Palmieri v. State

PER CURIAM.

This is an appeal from a judgment, upon conviction of robbery, in the Criminal Court of Record for Dade County. The judgment was entered pursuant to a jury verdict, and the defendant was sentenced to a term of 20 years in prison.

On Monday, March 1, 1965, the defendant was arrested at his home without a warrant and was incarcerated in the Dade County Jail where he was interrogated. Defendant was never taken before a committing magistrate.

He was identified by a prosecution witness (Loy Diehl) at a line-up which was held at the County Jail on March 2, 1965.
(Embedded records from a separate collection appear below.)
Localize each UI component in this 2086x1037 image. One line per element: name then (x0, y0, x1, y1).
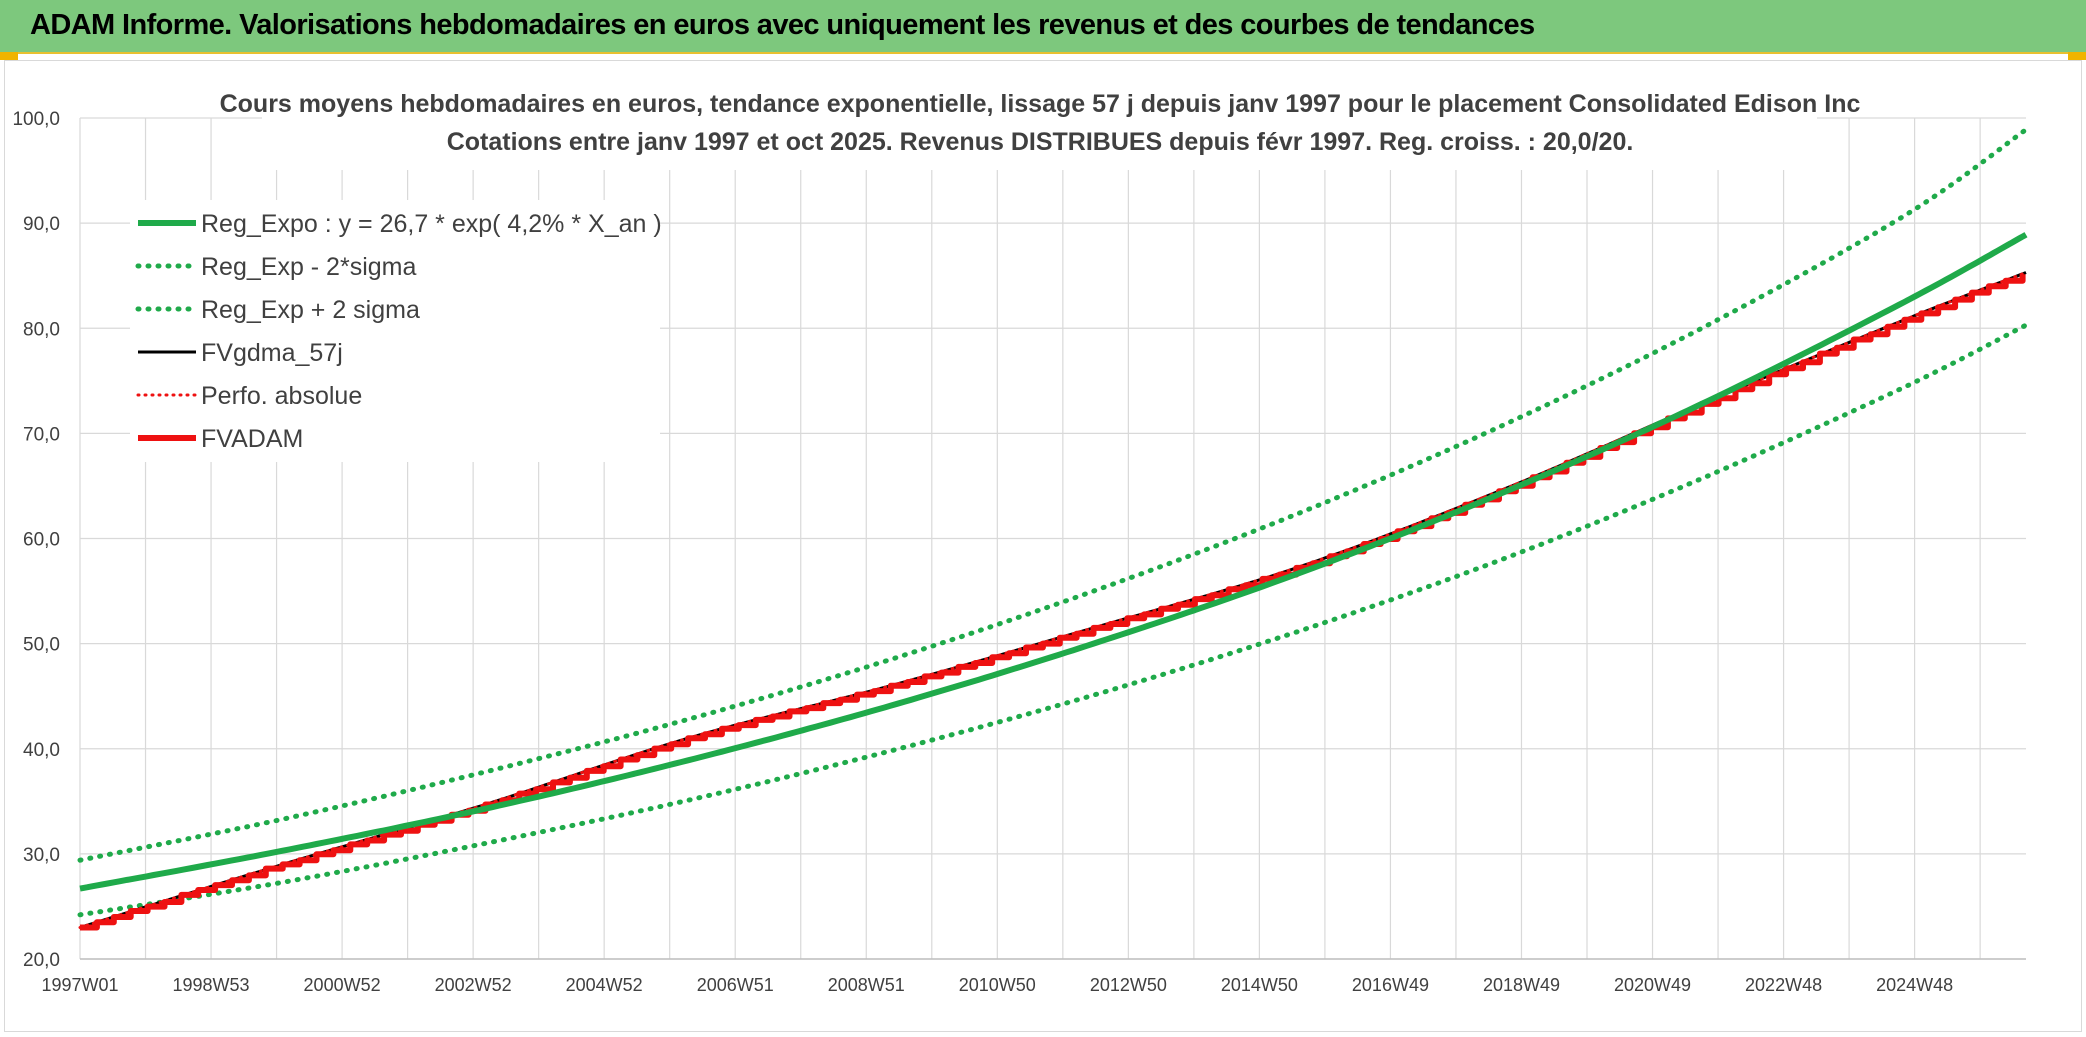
banner-title: ADAM Informe. Valorisations hebdomadaire… (30, 9, 1535, 41)
banner: ADAM Informe. Valorisations hebdomadaire… (0, 0, 2086, 54)
legend-label: Reg_Expo : y = 26,7 * exp( 4,2% * X_an ) (201, 210, 662, 238)
y-tick-label: 70,0 (23, 424, 60, 445)
y-tick-label: 50,0 (23, 635, 60, 656)
series-group (77, 127, 2029, 931)
legend-label: Reg_Exp - 2*sigma (201, 253, 416, 281)
y-tick-label: 80,0 (23, 319, 60, 340)
y-tick-label: 100,0 (12, 109, 60, 130)
legend-label: FVADAM (201, 425, 303, 453)
legend: Reg_Expo : y = 26,7 * exp( 4,2% * X_an )… (130, 200, 662, 462)
chart-title: Cours moyens hebdomadaires en euros, ten… (220, 84, 1861, 170)
x-tick-label: 2010W50 (959, 975, 1036, 995)
x-tick-label: 2014W50 (1221, 975, 1298, 995)
legend-label: Perfo. absolue (201, 382, 362, 410)
series-reg-exp-2-sigma (77, 127, 2029, 863)
legend-label: FVgdma_57j (201, 339, 343, 367)
chart-title-line: Cotations entre janv 1997 et oct 2025. R… (447, 128, 1634, 156)
x-tick-label: 1998W53 (173, 975, 250, 995)
chart-frame (4, 60, 2082, 1032)
x-tick-label: 2016W49 (1352, 975, 1429, 995)
x-tick-label: 2002W52 (435, 975, 512, 995)
corner-mark-right (2068, 52, 2086, 60)
y-tick-label: 20,0 (23, 950, 60, 971)
x-tick-label: 2012W50 (1090, 975, 1167, 995)
x-tick-label: 2024W48 (1876, 975, 1953, 995)
legend-background (130, 200, 660, 462)
x-tick-label: 2000W52 (304, 975, 381, 995)
x-tick-label: 2004W52 (566, 975, 643, 995)
x-tick-label: 2022W48 (1745, 975, 1822, 995)
x-tick-label: 1997W01 (41, 975, 118, 995)
x-tick-label: 2020W49 (1614, 975, 1691, 995)
corner-mark-left (0, 52, 18, 60)
y-axis-ticks: 20,0 30,0 40,0 50,0 60,0 70,0 80,0 90,0 100,0 (12, 109, 60, 971)
x-axis-ticks: 1997W01 1998W53 2000W52 2002W52 2004W52 2006W… (41, 975, 1953, 995)
y-tick-label: 90,0 (23, 214, 60, 235)
y-tick-label: 40,0 (23, 740, 60, 761)
x-tick-label: 2018W49 (1483, 975, 1560, 995)
y-tick-label: 60,0 (23, 530, 60, 551)
legend-label: Reg_Exp + 2 sigma (201, 296, 420, 324)
chart-title-line: Cours moyens hebdomadaires en euros, ten… (220, 90, 1861, 118)
chart-title-background (262, 84, 1817, 170)
x-tick-label: 2008W51 (828, 975, 905, 995)
x-tick-label: 2006W51 (697, 975, 774, 995)
series-reg-exp-2-sigma (77, 322, 2029, 918)
y-tick-label: 30,0 (23, 845, 60, 866)
series-reg-expo (79, 232, 2028, 892)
On March 10, 1965, after defendant had filed a petition for writ of habeas corpus, the State filed an information charging him with robbery.
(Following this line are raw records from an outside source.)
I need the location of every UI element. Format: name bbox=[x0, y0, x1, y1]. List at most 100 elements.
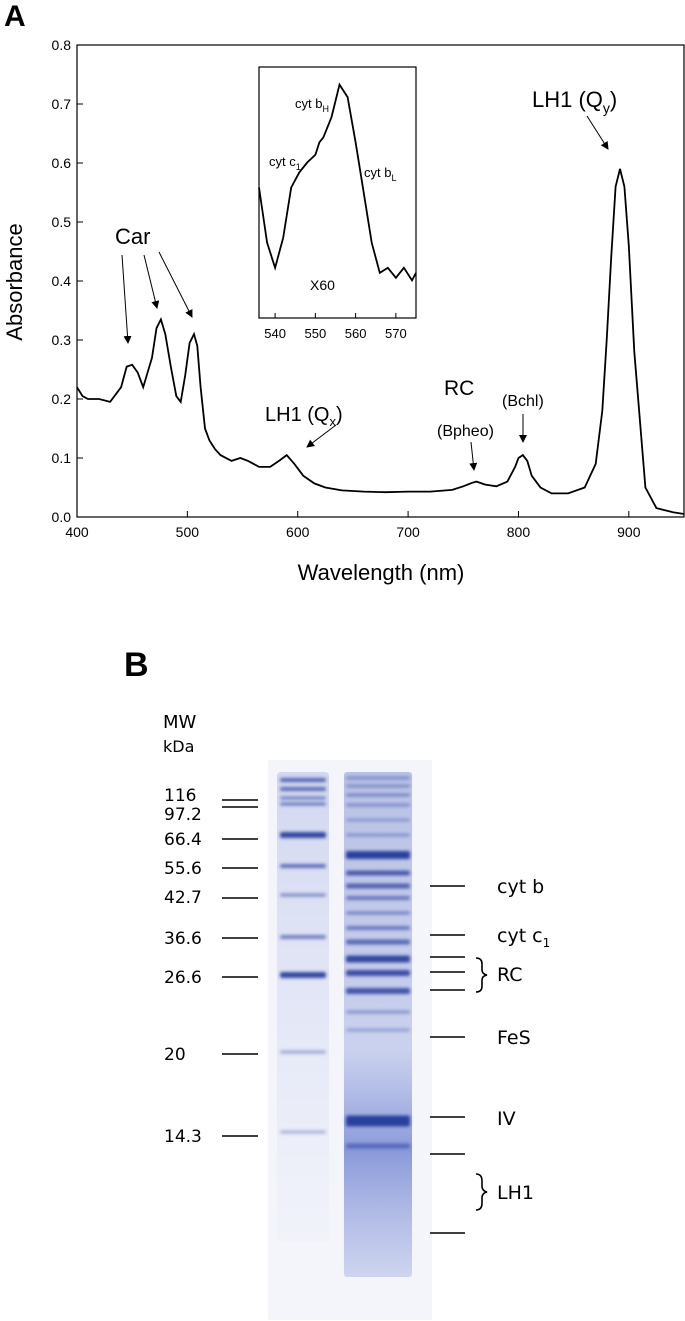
x-axis-label: Wavelength (nm) bbox=[298, 560, 465, 585]
sample-lane-bands bbox=[346, 776, 410, 1149]
marker-label-97-2: 97.2 bbox=[164, 805, 202, 825]
mw-header: MW bbox=[163, 712, 197, 733]
arrow-car-2 bbox=[143, 254, 160, 309]
sample-band bbox=[346, 939, 410, 945]
mw-marker-lines bbox=[222, 799, 258, 1137]
sample-band bbox=[346, 1010, 410, 1014]
marker-label-14-3: 14.3 bbox=[164, 1127, 202, 1147]
y-tick-label: 0.6 bbox=[52, 155, 72, 171]
band-label-iv: IV bbox=[497, 1108, 516, 1130]
marker-band bbox=[280, 893, 326, 897]
inset-x-tick-label: 540 bbox=[264, 326, 286, 341]
sample-band bbox=[346, 970, 410, 976]
arrow-lh1-qy bbox=[586, 115, 609, 150]
sample-band bbox=[346, 988, 410, 994]
x-tick-label: 800 bbox=[507, 524, 531, 540]
absorbance-spectrum-chart: 0.0 0.1 0.2 0.3 0.4 0.5 0.6 0.7 0.8 400 500 600 700… bbox=[2, 37, 685, 585]
inset-x-tick-label: 560 bbox=[345, 326, 367, 341]
annotation-lh1-qx: LH1 (Qx) bbox=[265, 404, 343, 429]
sample-band bbox=[346, 776, 410, 780]
marker-band bbox=[280, 1130, 326, 1134]
sample-band bbox=[346, 896, 410, 900]
marker-label-42-7: 42.7 bbox=[164, 888, 202, 908]
sample-band bbox=[346, 1028, 410, 1032]
arrow-car-1 bbox=[121, 254, 132, 344]
sample-band bbox=[346, 851, 410, 859]
x-tick-label: 400 bbox=[65, 524, 89, 540]
sds-page-gel-figure: MW kDa 116 97.2 66.4 55.6 42.7 36.6 26.6… bbox=[163, 712, 550, 1320]
marker-band bbox=[280, 1050, 326, 1054]
sample-band bbox=[346, 818, 410, 822]
arrow-car-3 bbox=[158, 251, 193, 318]
mw-marker-labels: 116 97.2 66.4 55.6 42.7 36.6 26.6 20 14.… bbox=[164, 786, 202, 1147]
marker-band bbox=[280, 802, 326, 806]
sample-lane bbox=[344, 772, 412, 1277]
marker-band bbox=[280, 864, 326, 868]
marker-lane bbox=[277, 772, 329, 1242]
marker-label-26-6: 26.6 bbox=[164, 968, 202, 988]
marker-label-116: 116 bbox=[164, 786, 196, 806]
marker-label-55-6: 55.6 bbox=[164, 859, 202, 879]
brace-lh1 bbox=[475, 1173, 488, 1211]
sample-band bbox=[346, 926, 410, 930]
y-tick-label: 0.0 bbox=[52, 509, 72, 525]
inset-x-tick-label: 570 bbox=[385, 326, 407, 341]
band-label-cyt-b: cyt b bbox=[497, 876, 544, 898]
x-tick-label: 900 bbox=[617, 524, 641, 540]
marker-band bbox=[280, 778, 326, 782]
sample-band bbox=[346, 793, 410, 797]
inset-frame bbox=[258, 66, 417, 319]
absorbance-line bbox=[76, 168, 685, 515]
y-tick-label: 0.8 bbox=[52, 37, 72, 53]
band-label-fes: FeS bbox=[497, 1027, 531, 1049]
y-tick-label: 0.5 bbox=[52, 214, 72, 230]
band-label-cyt-c1: cyt c1 bbox=[497, 925, 550, 950]
inset-line bbox=[258, 82, 417, 283]
brace-rc bbox=[475, 957, 488, 993]
annotation-car: Car bbox=[115, 224, 150, 249]
x-tick-label: 700 bbox=[396, 524, 420, 540]
annotation-rc: RC bbox=[444, 377, 474, 400]
marker-band bbox=[280, 787, 326, 791]
y-tick-label: 0.2 bbox=[52, 391, 72, 407]
y-tick-label: 0.7 bbox=[52, 96, 72, 112]
inset-scale-label: X60 bbox=[310, 277, 335, 293]
band-annotation-lines bbox=[430, 885, 465, 1234]
sample-band bbox=[346, 1143, 410, 1149]
marker-label-20: 20 bbox=[164, 1045, 186, 1065]
marker-label-36-6: 36.6 bbox=[164, 929, 202, 949]
annotation-bpheo: (Bpheo) bbox=[437, 423, 494, 440]
inset-label-cyt-bl: cyt bL bbox=[364, 165, 396, 183]
y-axis-ticks: 0.0 0.1 0.2 0.3 0.4 0.5 0.6 0.7 0.8 bbox=[52, 37, 83, 525]
x-tick-label: 600 bbox=[286, 524, 310, 540]
sample-band bbox=[346, 955, 410, 963]
marker-band bbox=[280, 796, 326, 800]
sample-band bbox=[346, 883, 410, 889]
sample-band bbox=[346, 784, 410, 788]
sample-band bbox=[346, 911, 410, 915]
panel-a-label: A bbox=[4, 0, 26, 33]
annotation-lh1-qy: LH1 (Qy) bbox=[532, 87, 617, 116]
marker-lane-bands bbox=[280, 778, 326, 1134]
marker-band bbox=[280, 832, 326, 838]
sample-band bbox=[346, 833, 410, 837]
arrow-lh1-qx bbox=[306, 424, 337, 448]
inset-x-ticks: 540 550 560 570 bbox=[264, 313, 407, 341]
y-tick-label: 0.4 bbox=[52, 273, 72, 289]
x-axis-ticks: 400 500 600 700 800 900 bbox=[65, 511, 641, 540]
sample-band bbox=[346, 1115, 410, 1127]
marker-band bbox=[280, 935, 326, 939]
mw-unit: kDa bbox=[163, 737, 194, 756]
band-label-rc: RC bbox=[497, 964, 523, 986]
sample-band bbox=[346, 803, 410, 807]
marker-band bbox=[280, 972, 326, 978]
y-axis-label: Absorbance bbox=[2, 223, 27, 340]
inset-x-tick-label: 550 bbox=[305, 326, 327, 341]
arrow-bpheo bbox=[469, 441, 478, 471]
annotation-bchl: (Bchl) bbox=[502, 393, 544, 410]
inset-label-cyt-bh: cyt bH bbox=[295, 96, 329, 114]
marker-label-66-4: 66.4 bbox=[164, 830, 202, 850]
sample-band bbox=[346, 870, 410, 876]
band-label-lh1: LH1 bbox=[497, 1182, 534, 1204]
y-tick-label: 0.1 bbox=[52, 450, 72, 466]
At the trial, the case for the prosecution consisted of the testimony of Loy Diehl (the operator of the store that was robbed) and his son, Ronald, and their identification of the defendant; the testimony of the law enforcement officer who had ordered the defendant’s arrest and had conducted the line-ups; and the testimony of the officer who had made the initial investigation.
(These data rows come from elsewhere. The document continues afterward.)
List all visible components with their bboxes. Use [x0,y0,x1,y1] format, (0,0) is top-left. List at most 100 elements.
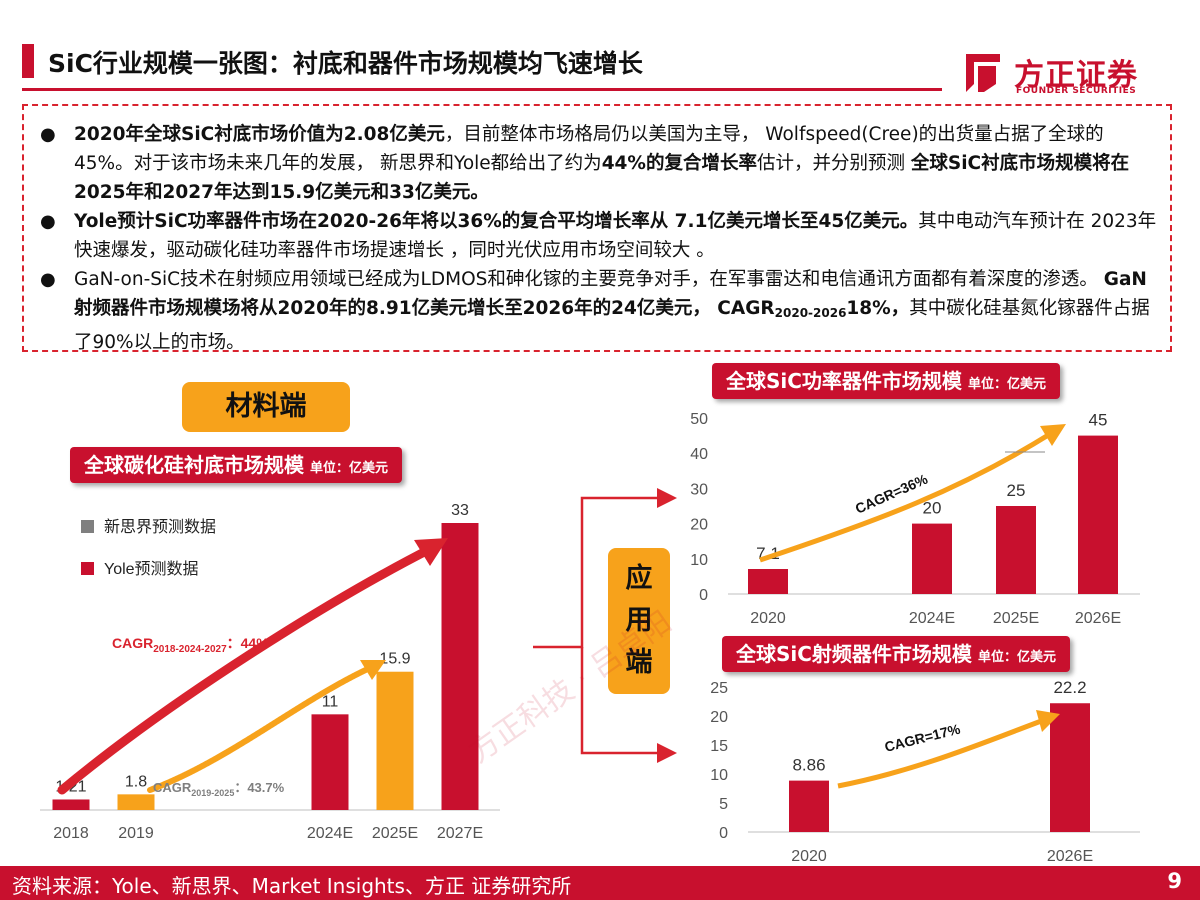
cagr-36-arrow [759,431,1052,563]
power-chart-title: 全球SiC功率器件市场规模 单位：亿美元 [712,363,1060,399]
cagr-36-label: CAGR=36% [853,470,931,516]
y-tick-label: 30 [690,481,708,498]
rf-device-chart: 0 5 10 15 20 25 8.86 2020 22.2 2026E [710,678,1140,865]
x-tick-label: 2020 [791,848,827,865]
page-number: 9 [1167,869,1182,893]
data-label: 11 [322,693,339,710]
logo-text-en: FOUNDER SECURITIES [1016,86,1137,96]
bullet-substrate: ● 2020年全球SiC衬底市场价值为2.08亿美元，目前整体市场格局仍以美国为… [36,120,1158,207]
bullet-text: 其中碳化硅基氮化镓器件占据了90%以上的市场。 [74,298,1150,353]
bullet-subscript: 2020-2026 [774,306,847,320]
data-label: 8.86 [792,756,825,775]
x-tick-label: 2019 [118,825,154,842]
title-underline [22,88,942,91]
y-tick-label: 10 [710,767,728,784]
cagr-17-arrowhead [1036,710,1060,732]
summary-box: ● 2020年全球SiC衬底市场价值为2.08亿美元，目前整体市场格局仍以美国为… [22,104,1172,353]
substrate-legend: 新思界预测数据 Yole预测数据 [81,518,216,578]
bullet-text-bold: Yole预计SiC功率器件市场在2020-26年将以36%的复合平均增长率从 7… [74,211,919,232]
y-tick-label: 15 [710,738,728,755]
cagr-44-arrow [57,543,437,795]
app-tag-char: 用 [625,605,653,636]
y-tick-label: 5 [719,796,728,813]
data-label: 45 [1089,411,1108,430]
chart-title-text: 全球SiC射频器件市场规模 [736,642,972,666]
bullet-text: 其中电动汽车预计在 2023年快速爆发，驱动碳化硅功率器件市场提速增长 ，同时光… [74,211,1157,261]
footer-bar: 资料来源：Yole、新思界、Market Insights、方正 证券研究所 9 [0,866,1200,900]
bar-2024E [311,714,349,810]
chart-unit: 单位：亿美元 [967,377,1046,392]
source-note: 资料来源：Yole、新思界、Market Insights、方正 证券研究所 [12,874,572,898]
substrate-chart-title: 全球碳化硅衬底市场规模 单位：亿美元 [70,447,403,483]
bullet-text-bold: 44%的复合增长率 [601,153,757,174]
material-side-tag: 材料端 [182,382,350,432]
cagr-437-arrow [147,664,375,793]
bar-2019 [117,794,155,810]
connector-arrow-power [533,488,677,649]
title-bar: SiC行业规模一张图：衬底和器件市场规模均飞速增长 [22,38,942,92]
y-tick-label: 20 [710,709,728,726]
bar-2020 [748,569,788,594]
page-title: SiC行业规模一张图：衬底和器件市场规模均飞速增长 [48,49,643,78]
bullet-dot-icon: ● [40,269,56,290]
rf-chart-title: 全球SiC射频器件市场规模 单位：亿美元 [722,636,1070,672]
founder-logo: 方正证券 FOUNDER SECURITIES [956,50,1176,100]
bullet-text: 估计，并分别预测 [756,153,911,174]
chart-unit: 单位：亿美元 [977,650,1056,665]
chart-unit: 单位：亿美元 [310,461,389,476]
legend-label: Yole预测数据 [104,560,199,578]
bar-2027E [441,523,479,810]
application-side-tag: 应 用 端 [608,548,670,694]
y-tick-label: 50 [690,411,708,428]
x-tick-label: 2024E [307,825,353,842]
y-tick-label: 0 [699,587,708,604]
bar-2026E [1050,703,1090,832]
bullet-text: ，目前整体市场格局仍以美国为主导， Wolfspeed(Cree)的出货量占据了… [74,124,1104,174]
x-tick-label: 2025E [372,825,418,842]
data-label: 15.9 [379,651,410,668]
bullet-text-bold: 全球SiC衬底市场规模将在2025年和2027年达到15.9亿美元和33亿美元。 [74,153,1130,203]
bullet-text-bold: 18%， [846,298,910,319]
y-tick-label: 10 [690,552,708,569]
bar-2018 [52,799,90,810]
title-accent-block [22,44,34,78]
chart-title-text: 全球SiC功率器件市场规模 [726,369,962,393]
bar-2025E [376,671,414,810]
data-label: 22.2 [1053,678,1086,697]
bullet-power: ● Yole预计SiC功率器件市场在2020-26年将以36%的复合平均增长率从… [36,207,1158,265]
cagr-44-arrowhead [414,538,448,566]
cagr-437-label: CAGR2019-2025：43.7% [153,780,285,798]
connector-arrow-rf [580,647,677,763]
legend-swatch-red [81,562,94,575]
bullet-dot-icon: ● [40,124,56,145]
y-tick-label: 0 [719,825,728,842]
legend-label: 新思界预测数据 [104,518,216,536]
x-tick-label: 2026E [1075,610,1121,627]
bullet-dot-icon: ● [40,211,56,232]
cagr-437-arrowhead [360,660,386,680]
logo-mark-icon [966,54,1000,92]
bar-2026E [1078,435,1118,594]
app-tag-char: 端 [625,647,653,678]
x-tick-label: 2026E [1047,848,1093,865]
x-tick-label: 2025E [993,610,1039,627]
logo-text-cn: 方正证券 [1014,58,1138,93]
x-tick-label: 2024E [909,610,955,627]
y-tick-label: 40 [690,446,708,463]
y-tick-label: 25 [710,680,728,697]
bullet-text: GaN-on-SiC技术在射频应用领域已经成为LDMOS和砷化镓的主要竞争对手，… [74,269,1104,290]
data-label: 25 [1007,481,1026,500]
data-label: 20 [923,499,942,518]
cagr-36-arrowhead [1040,424,1066,446]
bullet-text-bold: 2020年全球SiC衬底市场价值为2.08亿美元 [74,124,445,145]
data-label: 1.8 [125,773,147,790]
app-tag-char: 应 [625,563,653,594]
bar-2024E [912,523,952,594]
cagr-17-arrow [837,717,1045,789]
bullet-rf: ● GaN-on-SiC技术在射频应用领域已经成为LDMOS和砷化镓的主要竞争对… [36,265,1158,357]
chart-title-text: 全球碳化硅衬底市场规模 [84,453,304,477]
cagr-17-label: CAGR=17% [883,721,963,755]
y-tick-label: 20 [690,517,708,534]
*513Appellant has presented two points as follows:

“Point I. Whether the defendant’s detention for ten days, upon an arrest without a warrant, and without his being- taken before a magistrate, while incriminating evidence was gathered against him from repeated lineups, amounted to a denial of due process of law pursuant to the Florida Constitution, Section 12, Declaration of Rights [F.S.A.] and United States Constitution, Fourteenth Amendment.
“Point II. Whether there was insufficient evidence to support the verdict.”

Appellant admits that the appellate courts of this State have frequently held that a defendant has not been denied due process of law where evidence has been obtained from him prior to a preliminary hearing. See Milton v. Cochran, Fla.1962, 147 So.2d 137; Montgomery v. State, Fla.1965, 176 So.2d 331.

Appellant urges that his case goes beyond the cases cited because the record demonstrates that the violation of Section 901.23,1 Fla.Stat.1963, F.S.A., resulted in a grave prejudice to him in his defense. It is urged that if the directions of the statute had been followed, the magistrate would have been required to release the defendant for lack of probable cause to retain the defendant in jail. It is pointed out that the evidence against the defendant was procured at the jail subsequent to the time at which the appellant would have been released if he had been taken before a magistrate. On this basis, appellant urges that reversal is required under the decisions of the Supreme Court of the United States in McNabb v. United States, 318 U.S. 332, 63 S.Ct. 608, 87 L.Ed. 819, and Watts v. State of Indiana, 338 U.S. 49, 69 S.Ct. 1347, 93 L.Ed. 1801. See also People v. Hamilton, 359 Mich. 410, 102 N.W.2d 738 (1960), and Vorhauer v. State, Del.1965, 212 A.2d 886.

Appellant’s point appears to have been decided against him by our opinion in Shea v. State, Fla.App.1964, 167 So.2d 796. See also DiBona v. State, Fla.App.1960, 121 So.2d 192. We therefore adhere to our prior opinion on this point.

Appellant’s Point II is without merit once it is determined that the evidence obtained at the line-up was admissible.

Affirmed.

. Section 901.23, Fla.Stat.1963, F.S.A., provides:

Duty of officer after arrest without warrant. — An officer who has arrested a person without a warrant, shall without unnecessary delay take the person arrested before the nearest or most accessible magistrate in the county in which the arrest occurs, having jurisdiction, and shall make before the magistrate a complaint, which shall set forth the facts showing the offense for which the person was arrested; or, if that magistrate is absent or unable to act, before the nearest or most accessible magistrate in the same county.